I enjoyed bed and breakfast at the Farmhouse B&B in Barwick near Yeovil this last Friday and Saturday nights.  The breakfast room contains a fantastic library of literature, history, politics, religion, some fiction and much more.  I happened to pick up this book and found the quote above.  Barwick is just a hamlet.  There I found the peace and quiet I crave more and more as the years grow on me.  With the quiet and time to reflect, I let myself become somewhat depressed over the impact and truth of the above. 

 

In my book, Planet as Self, I ask: why do we not love the Earth, Gaia?  My answer is that it is because we don’t know who we are.  We have lost the connection, the realisation perhaps of our higher self, the self that is the planet.  We are taught that we live ON a planet when actually, we are the planet similar to how the leaves are the tree.  Think about it, is the tree its roots?  Is it its trunk, branches, bark?  All these so called parts – as human language labels them – are the tree.

 

We are taught, as unbelievable as it may appear to some, that the planet is inanimate – dead, with live bits clinging to the surface.
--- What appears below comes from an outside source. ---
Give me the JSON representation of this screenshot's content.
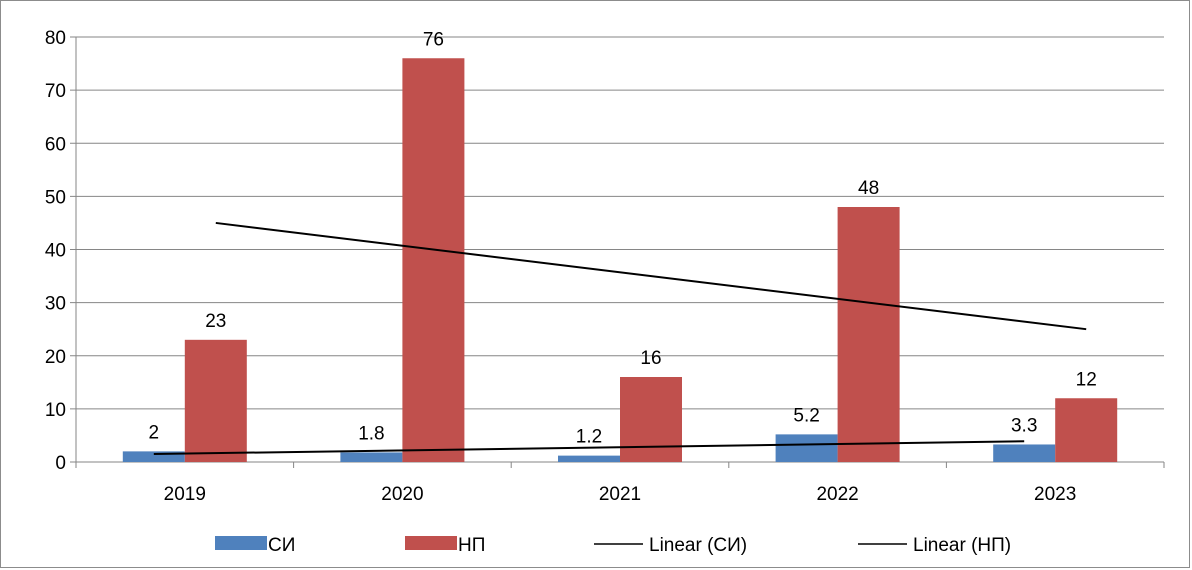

Stop and think about it, please.  How does life emerge from non-life?  There attempts to explain this, for instance, the hot bubbly, chemical soup that just happened to spring forth life.  Emergent properties within matter.  It may be our dichotomies that obscure our vision, our understanding.  Those same people who go with the emergent properties story must agree that science will not and perhaps cannot agree as to just what it is life and what is not life.  Without that answer, then to say that life just emerges from within somewhere, somehow doesn’t really help us much to understand existence. 

 

At the present moment in history, there is far more evidence to support the idea of a living planet, a conscious planet than the idea of inanimate matter that just happened to conjure up life from non-life.  The Gaia theory suggests that the Earth behaves as if it is a living organism.  Many scientists agree on this.  “As if.”  However, let us be honest with ourselves, if it walks like a turtle, looks like a turtle, eats what turtles like to eat, pulls in its head and feet when threatened, then it is a turtle.  Why not?  How else do you recognise a turtle? 

 

“We will not fight to save what we do not love.”  Stephen Jay Gould.  Yes, Stephen has a good point here.  As long as the planet is “out there.”  As long as we feel the separation and continue to think that Nature is to be somehow overcome and controlled we will remain still.  I ask myself, how much sacrifice is the planet worth?  I am not happy with my answer, are you happy with yours?